The forensic assays described in this thesis expand on a molecular approach developed in the M. Shivji laboratory (Guy Harvey Research Institute, Nova Southeastern University) to resolve these shark species identification issues and allow for rapid and accurate identification of shark body parts. The method involves the development of species-specific primers based on interspecific DNA nucleotide polymorphisms within the nuclear ribosomal internal transcribed spacer 2 (ITS2) locus, and inclusion of these primers in highly streamlined multiplex polymerase chain reaction (PCR) assays. Chapter One describes two separate multiplex PCR assays, each addressing different forensic objectives for U.S. Atlantic and global populations of seven carcharhinid shark species, known as the ridgeback sharks: night (Carcharhinus signatus), dusky (Carcharhinus obscurus), Caribbean reef (Carcharhinus perezi), sandbar (Carcharhinus plumbeus), bignose (Carcharhinus altimus), silky (Carcharhinus falciformis), and tiger (Galeocerdo cuvier). An assay is described in Chapter Two for distinguishing the bull (Carcharhinus leucas) and Java (Carcharhinus amboinensis) shark, carcharhinid species that display high levels of morphological similarity as well as similar habitat preference and distributions. The development of species-specific primers for identification of two additional carcharhinid shark species found in international fin markets, gray reef (Carcharhinus amblyrhynchos) and spottail (Carcharhinus sorrah), is detailed in Chapter Three.

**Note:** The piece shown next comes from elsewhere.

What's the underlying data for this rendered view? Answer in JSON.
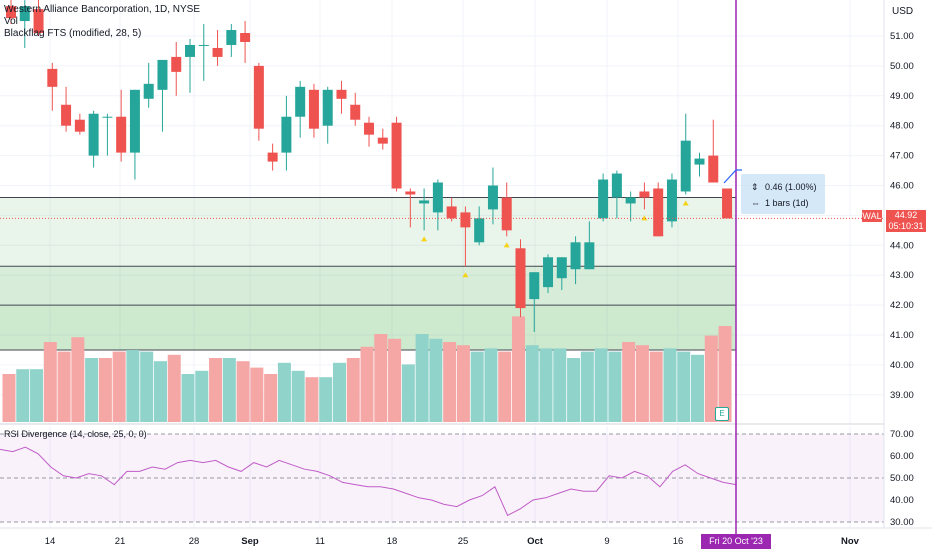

All of the assays and primers presented here have proven effective for various applications in domestic and international fisheries law enforcement, shark species management, and conservation. The efficient, economical, and simple basis of the assay lends itself to widespread routine application in practical contexts, such as collection of species-specific shark catch and trade data and clarification of the extent of species distributions. Further confirmation of the utility of this assay on a global scale is found in the success of this approach and individual primers for identifying dried shark fins from the Hong Kong fin market, confiscated fins from the U.S., South Africa, Guam, and Palau, and unknown identity samples from a Madagascar fishery.